In our last interaction, Ather Energy had quoted a range of 50 to 100 kilometres on a single charge. Providing an update on its range, Mehta says that the S340 would probably end up covering 65 kilometres in the city on a full charge. With an additional rider on the back, the range would drop by approximately 15 to 20 percent. “If you ride carefully, more like 70-75 kilometres, though 65 is more realistic, even assuming you ride at good speeds and acceleration, with the assumption that the dashboard and headlights are on,” he says.
The batteries used onboard the S340 have are specced at a thousand recharge cycles approximately, following which it will lose 20-30 percent of its original capacity, Mehta says, adding that users with short commutes will be able to extend its lifecycle. “The way lithium-ion batteries work is that if you do partial discharges, your battery lifecycle actually becomes more. It’s hard to guess, how many cycles a hyper-efficient rider can extract out of it,” says Mehta.
“If I were to take a guess, probably 1500 to 2000 recharge cycles,” he says, adding that the company takes battery safety very seriously. “The battery pack, encased in an aluminium block that’s completely sealed, and waterproof, and functions three metres under water,” he says.

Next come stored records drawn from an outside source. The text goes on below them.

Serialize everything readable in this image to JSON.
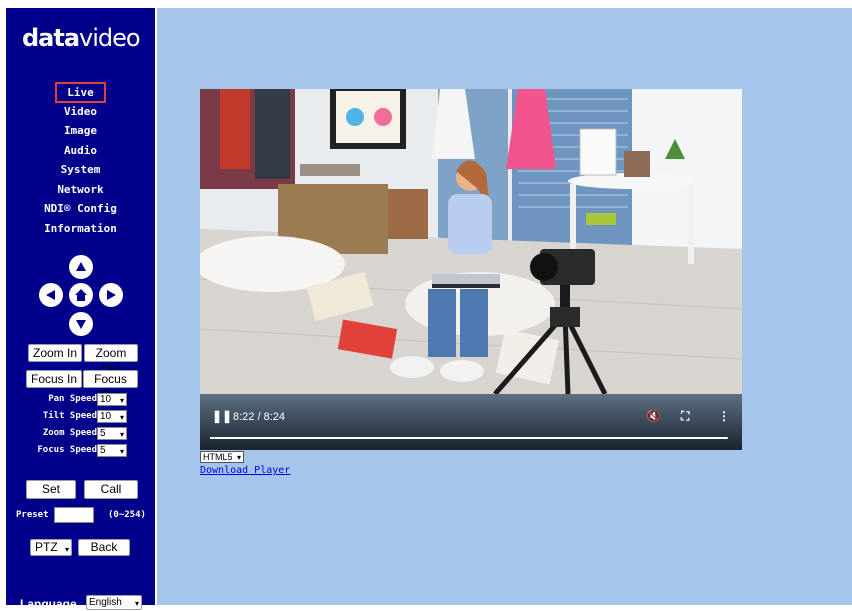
{
  "brand": {
    "logo_bold": "data",
    "logo_thin": "video"
  },
  "menu": {
    "items": [
      {
        "label": "Live",
        "active": true
      },
      {
        "label": "Video"
      },
      {
        "label": "Image"
      },
      {
        "label": "Audio"
      },
      {
        "label": "System"
      },
      {
        "label": "Network"
      },
      {
        "label": "NDI® Config"
      },
      {
        "label": "Information"
      }
    ]
  },
  "ptz": {
    "zoom_in": "Zoom In",
    "zoom_out": "Zoom Out",
    "focus_in": "Focus In",
    "focus_out": "Focus Out",
    "speeds": [
      {
        "label": "Pan Speed",
        "value": "10"
      },
      {
        "label": "Tilt Speed",
        "value": "10"
      },
      {
        "label": "Zoom Speed",
        "value": "5"
      },
      {
        "label": "Focus Speed",
        "value": "5"
      }
    ],
    "set_label": "Set",
    "call_label": "Call",
    "preset_label": "Preset",
    "preset_value": "",
    "preset_range": "(0~254)",
    "mode_select": "PTZ",
    "back_label": "Back"
  },
  "language": {
    "label": "Language",
    "value": "English"
  },
  "player": {
    "time": "8:22 / 8:24",
    "progress": 0.996,
    "format_select": "HTML5",
    "download_link": "Download Player"
  },
  "colors": {
    "sidebar": "#00008b",
    "main_bg": "#a5c5ea",
    "active_border": "#e0403a"
  }
}
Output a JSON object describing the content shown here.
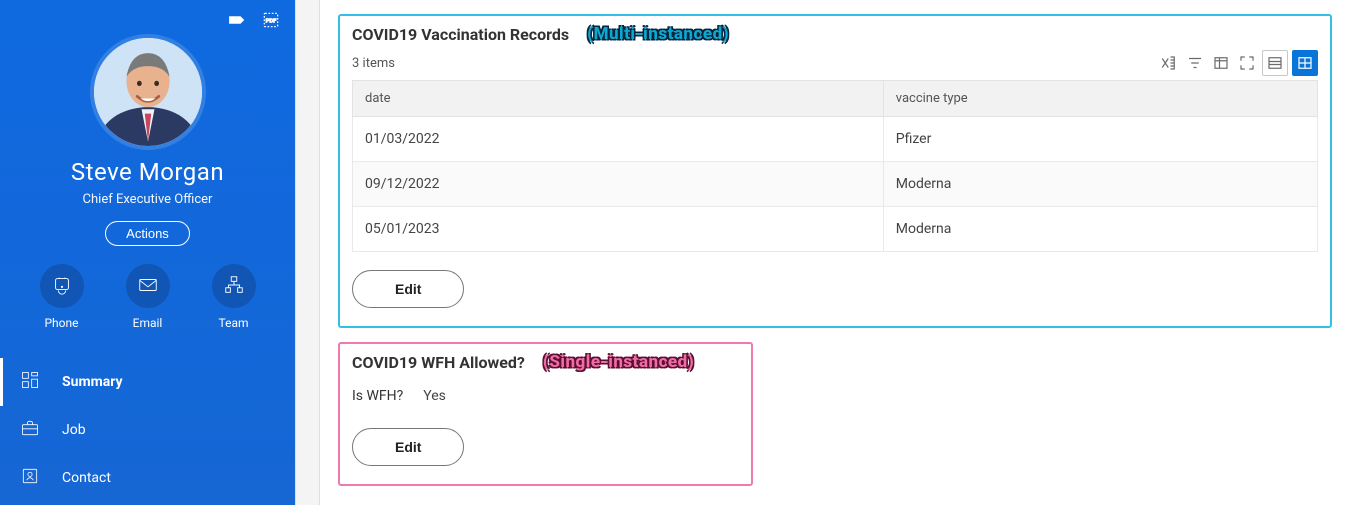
{
  "sidebar": {
    "employee_name": "Steve Morgan",
    "employee_title": "Chief Executive Officer",
    "actions_label": "Actions",
    "contacts": {
      "phone": "Phone",
      "email": "Email",
      "team": "Team"
    },
    "nav": [
      {
        "label": "Summary",
        "selected": true
      },
      {
        "label": "Job",
        "selected": false
      },
      {
        "label": "Contact",
        "selected": false
      }
    ]
  },
  "vaccination_panel": {
    "title": "COVID19 Vaccination Records",
    "annotation": "(Multi-instanced)",
    "items_text": "3 items",
    "columns": {
      "date": "date",
      "vaccine_type": "vaccine type"
    },
    "rows": [
      {
        "date": "01/03/2022",
        "type": "Pfizer"
      },
      {
        "date": "09/12/2022",
        "type": "Moderna"
      },
      {
        "date": "05/01/2023",
        "type": "Moderna"
      }
    ],
    "edit_label": "Edit"
  },
  "wfh_panel": {
    "title": "COVID19 WFH Allowed?",
    "annotation": "(Single-instanced)",
    "field_label": "Is WFH?",
    "field_value": "Yes",
    "edit_label": "Edit"
  }
}
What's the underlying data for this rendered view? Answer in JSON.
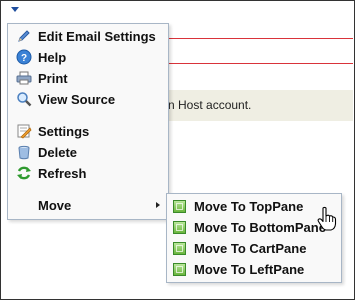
{
  "menu": {
    "items": [
      {
        "label": "Edit Email Settings",
        "icon": "pencil-icon"
      },
      {
        "label": "Help",
        "icon": "help-icon"
      },
      {
        "label": "Print",
        "icon": "print-icon"
      },
      {
        "label": "View Source",
        "icon": "magnifier-icon"
      },
      {
        "label": "Settings",
        "icon": "settings-icon"
      },
      {
        "label": "Delete",
        "icon": "trash-icon"
      },
      {
        "label": "Refresh",
        "icon": "refresh-icon"
      },
      {
        "label": "Move",
        "icon": ""
      }
    ]
  },
  "submenu": {
    "items": [
      {
        "label": "Move To TopPane"
      },
      {
        "label": "Move To BottomPane"
      },
      {
        "label": "Move To CartPane"
      },
      {
        "label": "Move To LeftPane"
      }
    ]
  },
  "notice": {
    "text": "n Host account."
  },
  "colors": {
    "accent": "#1f4e9e",
    "rule": "#d9333a",
    "notice_bg": "#efeee3",
    "pane_icon": "#69b53c"
  }
}
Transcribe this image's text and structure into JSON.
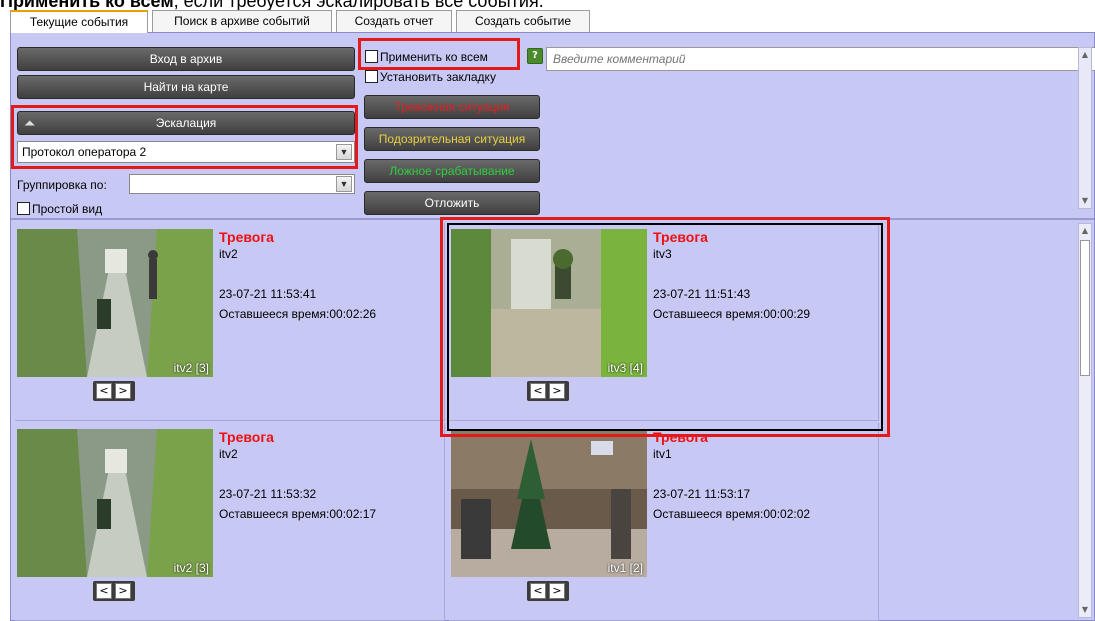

Ather Energy S340 launch cities and availability
The S340 will be available for trials and pre-orders in about two and a half months, at experience centres owned and operated by the company. “By the end of the year is when we’ll start shipping. We’re already in February, and March starts soon,” says Mehta. “A few months from now is when we start the preorders and the test trials, and five to six months from there is when we start shipping.”
The S340 will first be available in three cities – Bengaluru, Pune and Chennai. The company will have service centres and experience centres operating in these three cities, Mehta says, where people can come and take a test ride.
“We just want to make sure that wherever we are, we can do good servicing,” he explains. He adds that the service centres would be the kind of place where users can walk in and speak to engineers to understand the technology going into the vehicle. “The connectivity, dashboard, how the analytics will work out, the speed and acceleration, how do you change the settings in software, apart from taking a test ride,” he says.
By the end of 2017 and end 2018 the startup plans to expand in phases, from 10 to 50 cities, after testing the vehicle in these locations. “Over the next three years, we will be in several more cities,” Mehta says. “The next product that we’re putting out is aimed at working in these 20 different cities, it will be tested in a lot of those locations, we will follow up with sales and support in those areas before we reach those places.”
Ather Energy S340 production and manufacturing
Weighing in at 85 kilograms, the S340 smart scooter has been designed in-house, and every component (with the exception of the motor) is custom designed by Ather Energy, including the rim and the side-stand. These components needed to be redesigned to be as lightweight as possible.
“The rims specifically for lightness. The chassis for the most part is aluminium,” Mehta explains. “The philosophy behind that is that lightweight is important, any extra material that you ramp on is wastage. We redesigned the side-stand, because we did not like any in the market – ours is flush with the body, it merges very well with the overall body, went with our design language.”
The startup has taken up a plant for assembly in Whitefield, Bengaluru, to keep production as close as possible to the design centre, and ensure that anything that needs sorting can be handled by the design team in a few hours. While the manufacturing of its components are being outsourced, the scooter is completely assembled, built and tested in Bengaluru. The battery pack is also completely assembled and built by the startup. “Right now we are building it up for 50 units per day capacity, we’ll probably start ramping this sometime next year as we start planning for the next stage,” Mehta says.
On competition and product-market fit
Ather Energy isn’t too concerned about competition from other automotive manufacturers, and instead welcomes more players to drive an ecosystem of electric vehicles, which would only improve a case for installing charging infrastructure for them.
“Though there have been concepts from TVS, Hero, and Mahindra, I don’t see anything in the immediate horizon. Nothing that seems to have gone into production. I guess we should start seeing something realistic by 2017 end, and mid 2018 maybe,” Mehta says. “What we’re trying to build is something that we genuinely believe that the mass market can adopt. Anybody who buys a petrol scooter, or any kind of two-wheeler, these specs will make the most amount of sense for them.”